Belém is located on a peculiar yet stunning edge of the globe, where the Amazon slowly and brownly empties into the Atlantic. It was an almost too obvious choice for a climate summit. The rainforest, Indigenous rights, and the timelines for fossil fuels, which always seem to move forward by five years, were among the topics discussed by the delegates. During COP30, the word “deep” was frequently used to describe deep divisions, deep disappointment, and deep concern. But the actual deep sea hardly emerged at all.
It is worthwhile to sit with that absence. Roughly 90% of the ocean is below 200 meters, a location that most of us will never see and that most negotiators seem to never consider. It has stored more than thirty percent of our carbon emissions and absorbed about ninety percent of the excess heat that humans have produced since the Industrial Revolution. Nevertheless, the deep sea was not mentioned once in the final decision texts that were hammered out under the muggy Pará sky. Not one.
Observing these summits year after year gives one the impression that the ocean has at last forced its way into the space. For that, Brazil is truly deserving of praise. As host, it was one of only a few nations to incorporate the ocean into its Nationally Determined Contribution. During one session, Dr. Marinez Scherer, COP30’s Special Envoy for the Ocean, stated unequivocally that action with and for the ocean is necessary to address the climate crisis. The line touched down. Everyone then proceeded to the following item on the agenda.
The actual carbon storage machinery resides in the deep. What scientists refer to as the “biological pump” is powered by tiny, mostly unidentified organisms that transport carbon from the sunlit surface to the chilly, dark seafloor, where it can remain trapped for centuries. It’s a low-key, antiquated process that doesn’t use press releases or subsidies. And it’s starting to falter. The increasing damage to Arctic deep-sea ecosystems—warming, acidification, and oxygen loss reaching depths that have seen virtually no change for millennia—was highlighted by new research released during the conference. Under continued warming, it is predicted that over 80% of deep-sea biodiversity hotspots, such as sponge beds, seamounts, and cold-water coral reefs, will drastically decline.

Then there’s the active changes that people are making to the area. Ecosystems that took thousands of years to form can be destroyed in a single bottom trawler pass, turning cold-water corals into rubble in a matter of minutes. Whales, sharks, and turtles use seamounts as underwater stepping stones; we are blowing up the staircase. The strange new field of marine geo-engineering, which sounds reasonable in a slide deck but is far less reasonable in practice, and the impending possibility of industrial-scale deep-sea mining both add another layer of risk.
A tiny, easily missed flicker of progress was present. The social and environmental hazards of unsustainable critical mineral extraction were recognized for the first time in the draft COP text. The final document, which tells a silent tale about who has power in these rooms, did not include that language.

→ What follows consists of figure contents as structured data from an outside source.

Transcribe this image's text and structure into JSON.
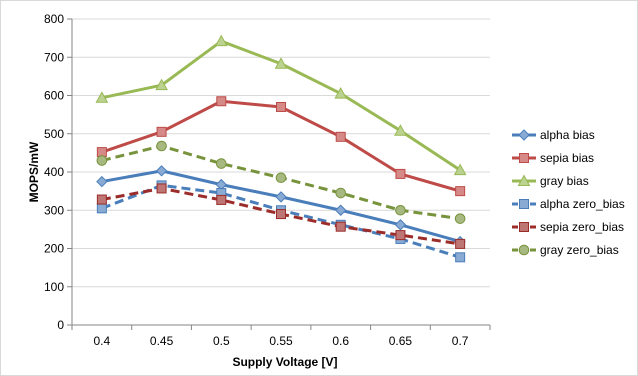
{
  "chart_data": {
    "type": "line",
    "title": "",
    "xlabel": "Supply Voltage [V]",
    "ylabel": "MOPS/mW",
    "categories": [
      "0.4",
      "0.45",
      "0.5",
      "0.55",
      "0.6",
      "0.65",
      "0.7"
    ],
    "ylim": [
      0,
      800
    ],
    "yticks": [
      "0",
      "100",
      "200",
      "300",
      "400",
      "500",
      "600",
      "700",
      "800"
    ],
    "grid": true,
    "legend_position": "right",
    "series": [
      {
        "name": "alpha bias",
        "values": [
          375,
          403,
          367,
          335,
          300,
          262,
          218
        ],
        "color": "#4a7ebb",
        "marker": "diamond",
        "dashed": false
      },
      {
        "name": "sepia bias",
        "values": [
          452,
          505,
          585,
          570,
          492,
          395,
          350
        ],
        "color": "#be4b48",
        "marker": "square",
        "dashed": false
      },
      {
        "name": "gray bias",
        "values": [
          594,
          627,
          742,
          683,
          605,
          508,
          405
        ],
        "color": "#98b954",
        "marker": "triangle",
        "dashed": false
      },
      {
        "name": "alpha zero_bias",
        "values": [
          305,
          365,
          345,
          300,
          262,
          225,
          177
        ],
        "color": "#4a7ebb",
        "marker": "square",
        "dashed": true
      },
      {
        "name": "sepia zero_bias",
        "values": [
          328,
          357,
          327,
          290,
          257,
          235,
          212
        ],
        "color": "#9b2c2a",
        "marker": "square",
        "dashed": true
      },
      {
        "name": "gray zero_bias",
        "values": [
          430,
          468,
          422,
          385,
          345,
          300,
          278
        ],
        "color": "#77933c",
        "marker": "circle",
        "dashed": true
      }
    ]
  }
}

Even though the conversation isn’t quite over, the fact that it showed up at all indicates that it is starting.
The solution is not enigmatic. Governments can pursue the goal already indicated by IUCN Motion 32 and ultimately prohibit bottom trawling on seamounts before the UN bottom fisheries review next year. In 2026, they can definitively reject deep-sea mining instead of using another ambiguous “maybe.” The deep ocean is the planet’s largest and least understood climate ally. Instead of viewing it as a side effect, they should treat it as such.
As we watch Belém’s lights flicker out, it’s difficult to ignore the fact that we continue to design climate policy as though the ocean ends at our ankles.